Underwater Power Generation

Author: Angewandte Chemie International Edition

Electrochemical Extraction of Energy from Seawater

Underwater vehicles, diving robots, and detectors require their own energy supply to operate for long periods independent of ships. A new, inexpensive system for the direct electrochemical extraction of energy from seawater offers the advantage of also being able to handle short spikes in power demand while maintaining long-term steady power. To do so, the system can autonomously switch between two modes of operation. It was developed by Liang Tang Hu Jiang, Shanghai University, China, Ming Hu, East China Normal University, Shanghai, and colleagues.

Charting submarine landforms, currents, and temperatures, and inspecting and repairing pipelines and deep-sea cables are just a few examples of tasks carried out autonomously by underwater devices in the depths of the ocean. Under these extreme conditions, the challenge for power generators is to produce both a high energy density (long run time with basic power use) and high power density (short-term high current flow) for activities such as rapid movement or action of a gripper.

Two Modes of Operation

The researchers have taken inspiration from marine organisms that can switch their cell respiration between aerobic and anaerobic modes by using different materials as electron acceptors. The team designed a new power generator that works by the same principles. The key to the discovery is a cathode made of Prussian blue, an open framework structure with cyanide ions as “struts” and iron ions as “nodes”, which can easily accept and release electrons.
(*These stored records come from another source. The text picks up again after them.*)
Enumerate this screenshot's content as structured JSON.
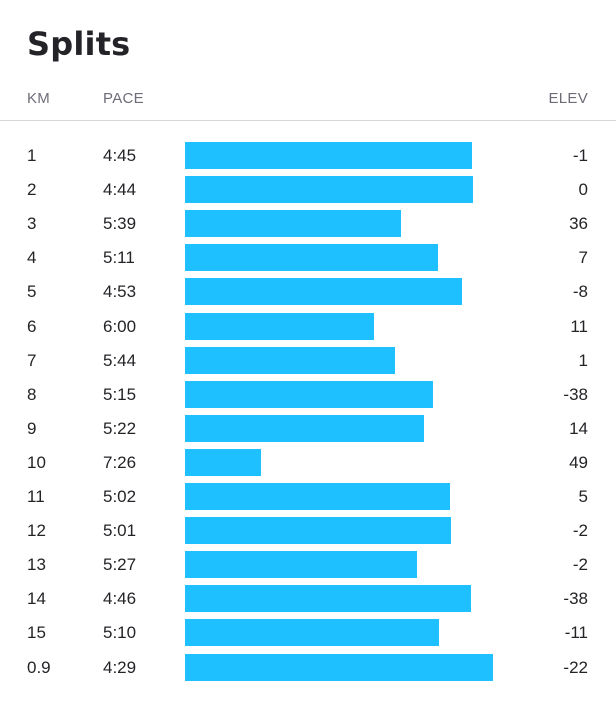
{
  "title": "Splits",
  "header": {
    "km": "KM",
    "pace": "PACE",
    "elev": "ELEV"
  },
  "colors": {
    "bar": "#1fc0ff",
    "text": "#242428",
    "header_text": "#6d6d78",
    "divider": "#d6d6d8"
  },
  "chart_data": {
    "type": "bar",
    "orientation": "horizontal",
    "title": "Splits",
    "categories": [
      "1",
      "2",
      "3",
      "4",
      "5",
      "6",
      "7",
      "8",
      "9",
      "10",
      "11",
      "12",
      "13",
      "14",
      "15",
      "0.9"
    ],
    "pace": [
      "4:45",
      "4:44",
      "5:39",
      "5:11",
      "4:53",
      "6:00",
      "5:44",
      "5:15",
      "5:22",
      "7:26",
      "5:02",
      "5:01",
      "5:27",
      "4:46",
      "5:10",
      "4:29"
    ],
    "elev": [
      "-1",
      "0",
      "36",
      "7",
      "-8",
      "11",
      "1",
      "-38",
      "14",
      "49",
      "5",
      "-2",
      "-2",
      "-38",
      "-11",
      "-22"
    ],
    "bar_length_encoding": "faster pace = longer bar"
  },
  "rows": [
    {
      "km": "1",
      "pace": "4:45",
      "elev": "-1"
    },
    {
      "km": "2",
      "pace": "4:44",
      "elev": "0"
    },
    {
      "km": "3",
      "pace": "5:39",
      "elev": "36"
    },
    {
      "km": "4",
      "pace": "5:11",
      "elev": "7"
    },
    {
      "km": "5",
      "pace": "4:53",
      "elev": "-8"
    },
    {
      "km": "6",
      "pace": "6:00",
      "elev": "11"
    },
    {
      "km": "7",
      "pace": "5:44",
      "elev": "1"
    },
    {
      "km": "8",
      "pace": "5:15",
      "elev": "-38"
    },
    {
      "km": "9",
      "pace": "5:22",
      "elev": "14"
    },
    {
      "km": "10",
      "pace": "7:26",
      "elev": "49"
    },
    {
      "km": "11",
      "pace": "5:02",
      "elev": "5"
    },
    {
      "km": "12",
      "pace": "5:01",
      "elev": "-2"
    },
    {
      "km": "13",
      "pace": "5:27",
      "elev": "-2"
    },
    {
      "km": "14",
      "pace": "4:46",
      "elev": "-38"
    },
    {
      "km": "15",
      "pace": "5:10",
      "elev": "-11"
    },
    {
      "km": "0.9",
      "pace": "4:29",
      "elev": "-22"
    }
  ]
}
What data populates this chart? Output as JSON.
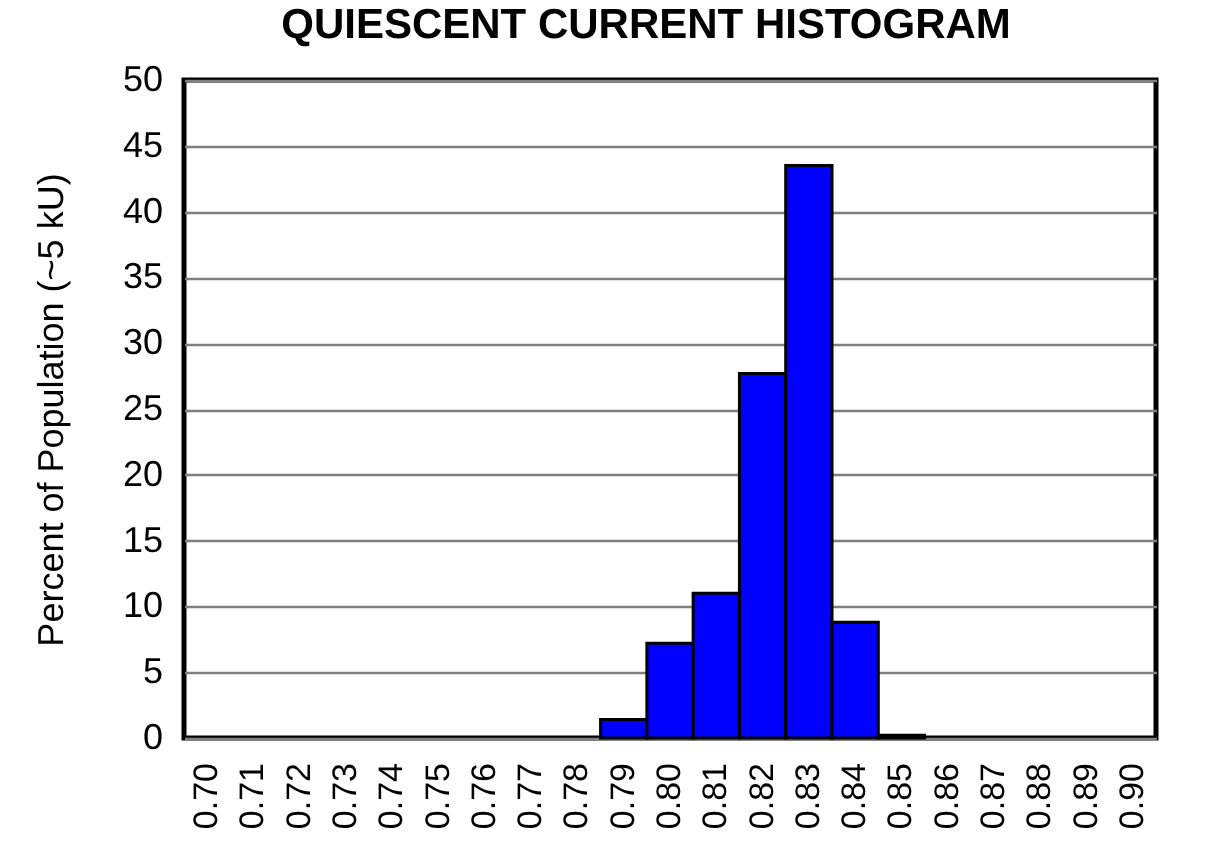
{
  "chart_data": {
    "type": "bar",
    "title": "QUIESCENT CURRENT HISTOGRAM",
    "ylabel": "Percent of Population (~5 kU)",
    "categories": [
      "0.70",
      "0.71",
      "0.72",
      "0.73",
      "0.74",
      "0.75",
      "0.76",
      "0.77",
      "0.78",
      "0.79",
      "0.80",
      "0.81",
      "0.82",
      "0.83",
      "0.84",
      "0.85",
      "0.86",
      "0.87",
      "0.88",
      "0.89",
      "0.90"
    ],
    "values": [
      0,
      0,
      0,
      0,
      0,
      0,
      0,
      0,
      0,
      1.4,
      7.2,
      11.0,
      27.7,
      43.5,
      8.8,
      0.2,
      0,
      0,
      0,
      0,
      0
    ],
    "color": "#0000ff",
    "ylim": [
      0,
      50
    ],
    "yticks": [
      0,
      5,
      10,
      15,
      20,
      25,
      30,
      35,
      40,
      45,
      50
    ],
    "grid": "y"
  }
}
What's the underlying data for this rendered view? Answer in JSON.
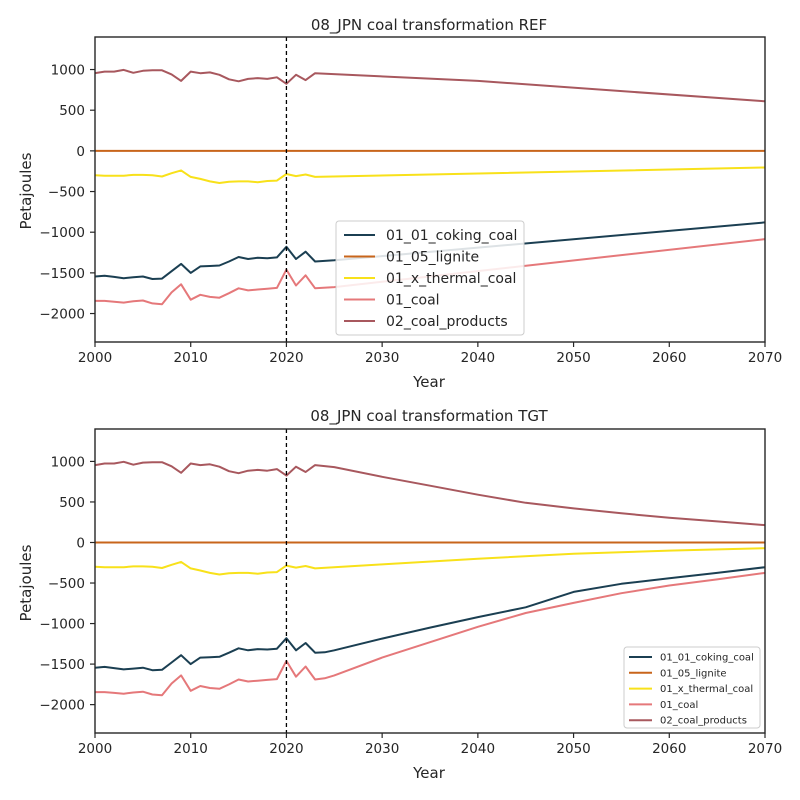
{
  "colors": {
    "01_01_coking_coal": "#1b3f52",
    "01_05_lignite": "#c8651b",
    "01_x_thermal_coal": "#f8e11a",
    "01_coal": "#e5787a",
    "02_coal_products": "#a8585e"
  },
  "chart_data": [
    {
      "type": "line",
      "title": "08_JPN coal transformation REF",
      "xlabel": "Year",
      "ylabel": "Petajoules",
      "xlim": [
        2000,
        2070
      ],
      "ylim": [
        -2350,
        1400
      ],
      "xticks": [
        "2000",
        "2010",
        "2020",
        "2030",
        "2040",
        "2050",
        "2060",
        "2070"
      ],
      "yticks": [
        "1000",
        "500",
        "0",
        "−500",
        "−1000",
        "−1500",
        "−2000"
      ],
      "vline": 2020,
      "legend_position": "lower center",
      "series": [
        {
          "name": "01_01_coking_coal",
          "x": [
            2000,
            2001,
            2002,
            2003,
            2004,
            2005,
            2006,
            2007,
            2008,
            2009,
            2010,
            2011,
            2012,
            2013,
            2014,
            2015,
            2016,
            2017,
            2018,
            2019,
            2020,
            2021,
            2022,
            2023,
            2025,
            2070
          ],
          "y": [
            -1545,
            -1535,
            -1550,
            -1565,
            -1555,
            -1545,
            -1575,
            -1570,
            -1480,
            -1390,
            -1500,
            -1420,
            -1415,
            -1410,
            -1360,
            -1305,
            -1330,
            -1315,
            -1320,
            -1310,
            -1180,
            -1330,
            -1240,
            -1360,
            -1345,
            -880
          ]
        },
        {
          "name": "01_05_lignite",
          "x": [
            2000,
            2070
          ],
          "y": [
            0,
            0
          ]
        },
        {
          "name": "01_x_thermal_coal",
          "x": [
            2000,
            2001,
            2002,
            2003,
            2004,
            2005,
            2006,
            2007,
            2008,
            2009,
            2010,
            2011,
            2012,
            2013,
            2014,
            2015,
            2016,
            2017,
            2018,
            2019,
            2020,
            2021,
            2022,
            2023,
            2070
          ],
          "y": [
            -300,
            -305,
            -305,
            -305,
            -295,
            -295,
            -300,
            -315,
            -275,
            -240,
            -320,
            -345,
            -375,
            -395,
            -380,
            -375,
            -375,
            -385,
            -370,
            -365,
            -285,
            -310,
            -290,
            -320,
            -205
          ]
        },
        {
          "name": "01_coal",
          "x": [
            2000,
            2001,
            2002,
            2003,
            2004,
            2005,
            2006,
            2007,
            2008,
            2009,
            2010,
            2011,
            2012,
            2013,
            2014,
            2015,
            2016,
            2017,
            2018,
            2019,
            2020,
            2021,
            2022,
            2023,
            2025,
            2070
          ],
          "y": [
            -1845,
            -1845,
            -1855,
            -1865,
            -1850,
            -1840,
            -1875,
            -1885,
            -1740,
            -1640,
            -1830,
            -1770,
            -1795,
            -1805,
            -1750,
            -1690,
            -1715,
            -1705,
            -1695,
            -1685,
            -1460,
            -1655,
            -1530,
            -1690,
            -1675,
            -1085
          ]
        },
        {
          "name": "02_coal_products",
          "x": [
            2000,
            2001,
            2002,
            2003,
            2004,
            2005,
            2006,
            2007,
            2008,
            2009,
            2010,
            2011,
            2012,
            2013,
            2014,
            2015,
            2016,
            2017,
            2018,
            2019,
            2020,
            2021,
            2022,
            2023,
            2040,
            2070
          ],
          "y": [
            955,
            975,
            975,
            995,
            960,
            985,
            990,
            990,
            940,
            860,
            975,
            955,
            965,
            935,
            880,
            855,
            885,
            895,
            885,
            905,
            825,
            935,
            870,
            955,
            860,
            610
          ]
        }
      ]
    },
    {
      "type": "line",
      "title": "08_JPN coal transformation TGT",
      "xlabel": "Year",
      "ylabel": "Petajoules",
      "xlim": [
        2000,
        2070
      ],
      "ylim": [
        -2350,
        1400
      ],
      "xticks": [
        "2000",
        "2010",
        "2020",
        "2030",
        "2040",
        "2050",
        "2060",
        "2070"
      ],
      "yticks": [
        "1000",
        "500",
        "0",
        "−500",
        "−1000",
        "−1500",
        "−2000"
      ],
      "vline": 2020,
      "legend_position": "lower right",
      "series": [
        {
          "name": "01_01_coking_coal",
          "x": [
            2000,
            2001,
            2002,
            2003,
            2004,
            2005,
            2006,
            2007,
            2008,
            2009,
            2010,
            2011,
            2012,
            2013,
            2014,
            2015,
            2016,
            2017,
            2018,
            2019,
            2020,
            2021,
            2022,
            2023,
            2024,
            2025,
            2030,
            2035,
            2040,
            2045,
            2050,
            2055,
            2060,
            2065,
            2070
          ],
          "y": [
            -1545,
            -1535,
            -1550,
            -1565,
            -1555,
            -1545,
            -1575,
            -1570,
            -1480,
            -1390,
            -1500,
            -1420,
            -1415,
            -1410,
            -1360,
            -1305,
            -1330,
            -1315,
            -1320,
            -1310,
            -1180,
            -1330,
            -1240,
            -1360,
            -1355,
            -1330,
            -1185,
            -1050,
            -920,
            -800,
            -610,
            -510,
            -440,
            -375,
            -305
          ]
        },
        {
          "name": "01_05_lignite",
          "x": [
            2000,
            2070
          ],
          "y": [
            0,
            0
          ]
        },
        {
          "name": "01_x_thermal_coal",
          "x": [
            2000,
            2001,
            2002,
            2003,
            2004,
            2005,
            2006,
            2007,
            2008,
            2009,
            2010,
            2011,
            2012,
            2013,
            2014,
            2015,
            2016,
            2017,
            2018,
            2019,
            2020,
            2021,
            2022,
            2023,
            2030,
            2040,
            2050,
            2060,
            2070
          ],
          "y": [
            -300,
            -305,
            -305,
            -305,
            -295,
            -295,
            -300,
            -315,
            -275,
            -240,
            -320,
            -345,
            -375,
            -395,
            -380,
            -375,
            -375,
            -385,
            -370,
            -365,
            -285,
            -310,
            -290,
            -320,
            -270,
            -200,
            -140,
            -100,
            -70
          ]
        },
        {
          "name": "01_coal",
          "x": [
            2000,
            2001,
            2002,
            2003,
            2004,
            2005,
            2006,
            2007,
            2008,
            2009,
            2010,
            2011,
            2012,
            2013,
            2014,
            2015,
            2016,
            2017,
            2018,
            2019,
            2020,
            2021,
            2022,
            2023,
            2024,
            2025,
            2030,
            2035,
            2040,
            2045,
            2050,
            2055,
            2060,
            2065,
            2070
          ],
          "y": [
            -1845,
            -1845,
            -1855,
            -1865,
            -1850,
            -1840,
            -1875,
            -1885,
            -1740,
            -1640,
            -1830,
            -1770,
            -1795,
            -1805,
            -1750,
            -1690,
            -1715,
            -1705,
            -1695,
            -1685,
            -1460,
            -1655,
            -1530,
            -1690,
            -1675,
            -1640,
            -1420,
            -1230,
            -1040,
            -870,
            -745,
            -625,
            -530,
            -455,
            -375
          ]
        },
        {
          "name": "02_coal_products",
          "x": [
            2000,
            2001,
            2002,
            2003,
            2004,
            2005,
            2006,
            2007,
            2008,
            2009,
            2010,
            2011,
            2012,
            2013,
            2014,
            2015,
            2016,
            2017,
            2018,
            2019,
            2020,
            2021,
            2022,
            2023,
            2025,
            2030,
            2035,
            2040,
            2045,
            2050,
            2055,
            2060,
            2065,
            2070
          ],
          "y": [
            955,
            975,
            975,
            995,
            960,
            985,
            990,
            990,
            940,
            860,
            975,
            955,
            965,
            935,
            880,
            855,
            885,
            895,
            885,
            905,
            825,
            935,
            870,
            955,
            930,
            810,
            700,
            590,
            490,
            420,
            360,
            305,
            260,
            215
          ]
        }
      ]
    }
  ]
}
When combined with a metal anode, this structure can be used to generate electricity from seawater.

If the power demand is small, the electrons flowing into the cathode are transferred directly to dissolved oxygen. Because dissolved oxygen in seawater is inexhaustible, power at low current can theoretically be provided for an unlimited time. However, the concentration of dissolved oxygen is low.

When the power demand, and thus the current, are sharply increased, there is not enough oxygen at the cathode to immediately take up all of the incoming electrons. The Prussian blue must, therefore, store these electrons by reducing the oxidation state of the iron atoms from +3 to +2. To maintain a charge balance, positively charged sodium ions lodge within the framework. Because these are present in high concentration in seawater, many sodium ions—and, therefore, many electrons—can be absorbed in a short time. When the current demand slows down, electrons are transferred to oxygen once again, oxygen regenerates the framework, Fe2+ is oxidized to Fe3+, and the sodium ions depart.

The system is stable in corrosive seawater and can withstand numerous mode switches. It ran continuously for four days in its high-energy mode without losing power. The high-power mode was able to supply 39 light-emitting diodes and a propeller.